The US State Department released a statement criticising Thắng's sentence, calling on the Vietnamese government to release Thắng and drop the charges against him. A group of international human rights organisations called on the President of Vietnam, Võ Văn Thưởng, to ensure that Thắng had a fair trial by allowing the press and the public to attend it. The Committee to Protect Journalists called Thắng's sentence an "insult" and called for it to be reversed "immediately". Front Line Defenders described the sentence as a "clear judicial error" and stated it needed to be squashed.
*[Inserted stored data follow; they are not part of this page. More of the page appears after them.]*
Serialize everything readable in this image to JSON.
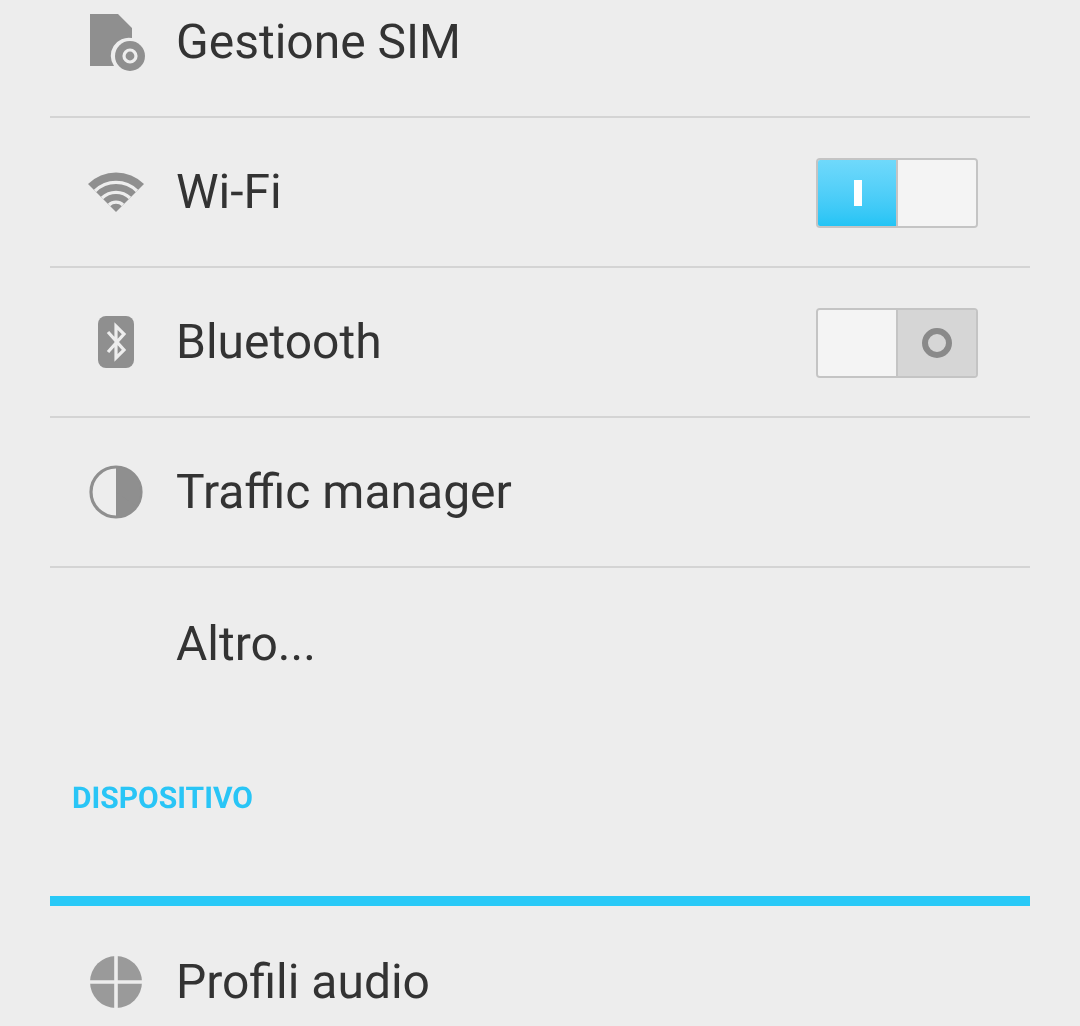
{
  "items": [
    {
      "label": "Gestione SIM",
      "kind": "plain"
    },
    {
      "label": "Wi-Fi",
      "kind": "toggle",
      "on": true
    },
    {
      "label": "Bluetooth",
      "kind": "toggle",
      "on": false
    },
    {
      "label": "Traffic manager",
      "kind": "plain"
    },
    {
      "label": "Altro...",
      "kind": "plain"
    }
  ],
  "section": {
    "title": "DISPOSITIVO"
  },
  "device_items": [
    {
      "label": "Profili audio"
    }
  ]
}
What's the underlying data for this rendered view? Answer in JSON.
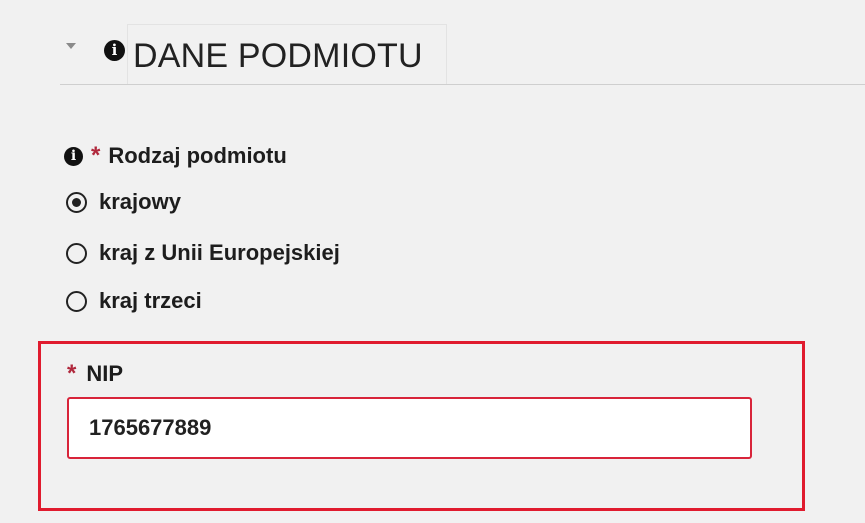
{
  "section": {
    "title": "DANE PODMIOTU",
    "info_glyph": "i"
  },
  "entity_type": {
    "required_mark": "*",
    "label": "Rodzaj podmiotu",
    "info_glyph": "i",
    "options": [
      {
        "label": "krajowy",
        "selected": true
      },
      {
        "label": "kraj z Unii Europejskiej",
        "selected": false
      },
      {
        "label": "kraj trzeci",
        "selected": false
      }
    ]
  },
  "nip": {
    "required_mark": "*",
    "label": "NIP",
    "value": "1765677889"
  },
  "colors": {
    "required": "#b0283c",
    "highlight": "#e01b2e",
    "background": "#f1f1f1"
  }
}
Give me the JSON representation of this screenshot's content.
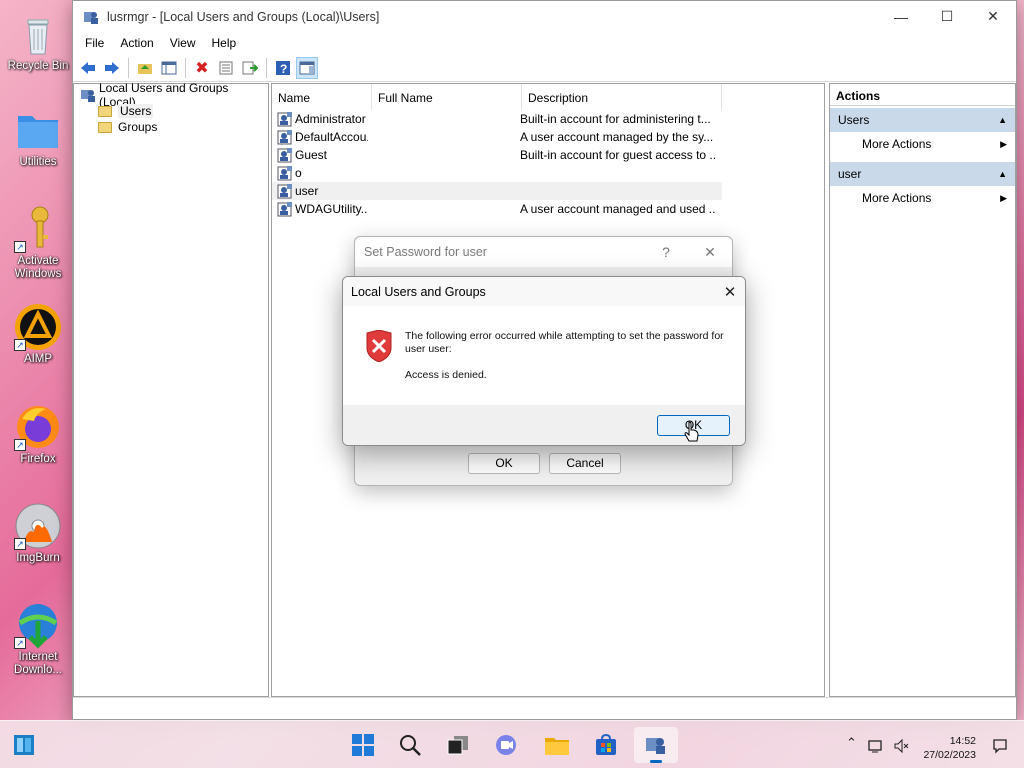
{
  "desktop": {
    "icons": [
      {
        "label": "Recycle Bin"
      },
      {
        "label": "Utilities"
      },
      {
        "label": "Activate Windows"
      },
      {
        "label": "AIMP"
      },
      {
        "label": "Firefox"
      },
      {
        "label": "ImgBurn"
      },
      {
        "label": "Internet Downlo..."
      }
    ]
  },
  "window": {
    "title": "lusrmgr - [Local Users and Groups (Local)\\Users]",
    "menu": [
      "File",
      "Action",
      "View",
      "Help"
    ],
    "tree": {
      "root": "Local Users and Groups (Local)",
      "children": [
        "Users",
        "Groups"
      ]
    },
    "list": {
      "columns": [
        "Name",
        "Full Name",
        "Description"
      ],
      "rows": [
        {
          "name": "Administrator",
          "full": "",
          "desc": "Built-in account for administering t..."
        },
        {
          "name": "DefaultAccou...",
          "full": "",
          "desc": "A user account managed by the sy..."
        },
        {
          "name": "Guest",
          "full": "",
          "desc": "Built-in account for guest access to ..."
        },
        {
          "name": "o",
          "full": "",
          "desc": ""
        },
        {
          "name": "user",
          "full": "",
          "desc": ""
        },
        {
          "name": "WDAGUtility...",
          "full": "",
          "desc": "A user account managed and used ..."
        }
      ]
    },
    "actions": {
      "title": "Actions",
      "group1": "Users",
      "group1_item": "More Actions",
      "group2": "user",
      "group2_item": "More Actions"
    }
  },
  "set_password_dialog": {
    "title": "Set Password for user",
    "help": "?",
    "ok": "OK",
    "cancel": "Cancel"
  },
  "error_dialog": {
    "title": "Local Users and Groups",
    "message": "The following error occurred while attempting to set the password for user user:",
    "detail": "Access is denied.",
    "ok": "OK"
  },
  "taskbar": {
    "time": "14:52",
    "date": "27/02/2023"
  },
  "colors": {
    "accent": "#0067c0",
    "selection": "#cce4f7",
    "error_red": "#e03a3a",
    "action_group": "#c9d9ea"
  }
}
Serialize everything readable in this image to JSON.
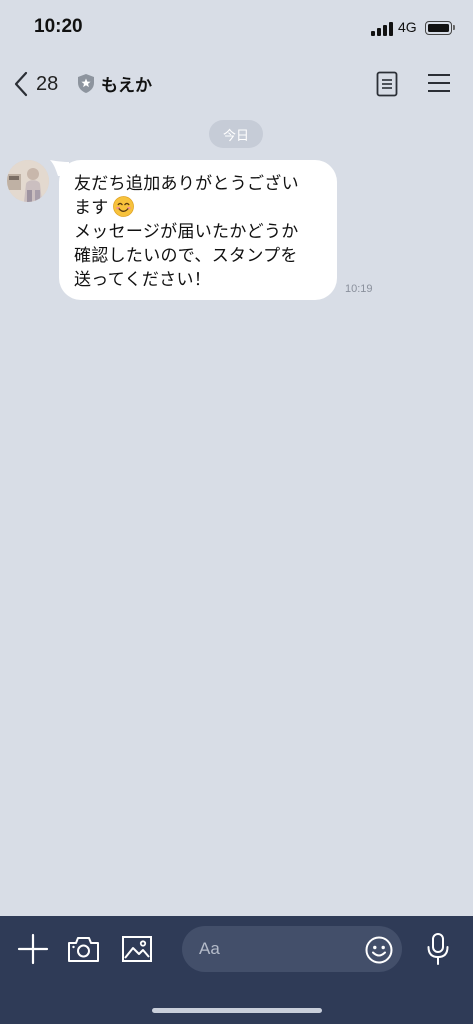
{
  "status_bar": {
    "time": "10:20",
    "network": "4G",
    "icons": [
      "signal-icon",
      "battery-icon"
    ]
  },
  "nav": {
    "back_count": "28",
    "title": "もえか",
    "icons": [
      "chevron-left-icon",
      "star-shield-icon",
      "notes-icon",
      "menu-icon"
    ]
  },
  "chat": {
    "date_label": "今日",
    "messages": [
      {
        "lines": [
          "友だち追加ありがとうござい",
          "ます",
          "メッセージが届いたかどうか",
          "確認したいので、スタンプを",
          "送ってください！"
        ],
        "emoji": "smiling-face-icon",
        "time": "10:19"
      }
    ]
  },
  "input_bar": {
    "placeholder": "Aa",
    "icons": [
      "plus-icon",
      "camera-icon",
      "image-icon",
      "emoji-icon",
      "mic-icon"
    ]
  },
  "colors": {
    "background": "#d8dde6",
    "bubble": "#ffffff",
    "input_bar": "#2f3b57",
    "input_field": "#434f6a"
  }
}
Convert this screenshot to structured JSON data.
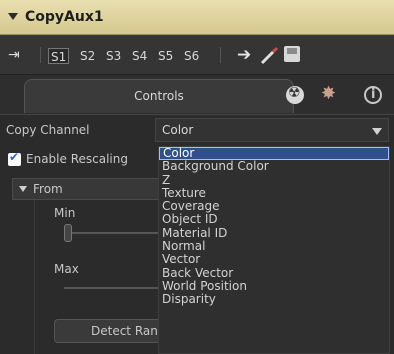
{
  "title_bar": {
    "title": "CopyAux1"
  },
  "view_bar": {
    "slots": [
      "S1",
      "S2",
      "S3",
      "S4",
      "S5",
      "S6"
    ],
    "active_slot": "S1"
  },
  "tabs": {
    "controls_label": "Controls"
  },
  "copy_channel": {
    "label": "Copy Channel",
    "value": "Color"
  },
  "enable_rescaling": {
    "label": "Enable Rescaling",
    "checked": true
  },
  "from_group": {
    "label": "From"
  },
  "min": {
    "label": "Min"
  },
  "max": {
    "label": "Max"
  },
  "detect_button": {
    "label": "Detect Range"
  },
  "dropdown": {
    "items": [
      "Color",
      "Background Color",
      "Z",
      "Texture",
      "Coverage",
      "Object ID",
      "Material ID",
      "Normal",
      "Vector",
      "Back Vector",
      "World Position",
      "Disparity"
    ],
    "selected_index": 0
  }
}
Radio Free Asia, where Thắng acted as a contributor, described Thắng's sentence as a "miscarriage of justice", and noted that he was one of four of their contributors currently serving custodial prison sentences in Vietnam.

In December 2023, Thắng's wife Vượng stated that he was being psychologically abused in prison, including being kept in cells with prisoners with mental health difficulties who "swear, scold [and] insult" him, impacting negatively on his mental health. Human Rights Watch accused Vietnamese authorities of using "so-called trustee prisoners" to "terrorise" Thắng and other political prisoners, in order to be able to claim having no direct role in any abuse experienced by dissidents, calling his ongoing detention "completely outrageous and unacceptable".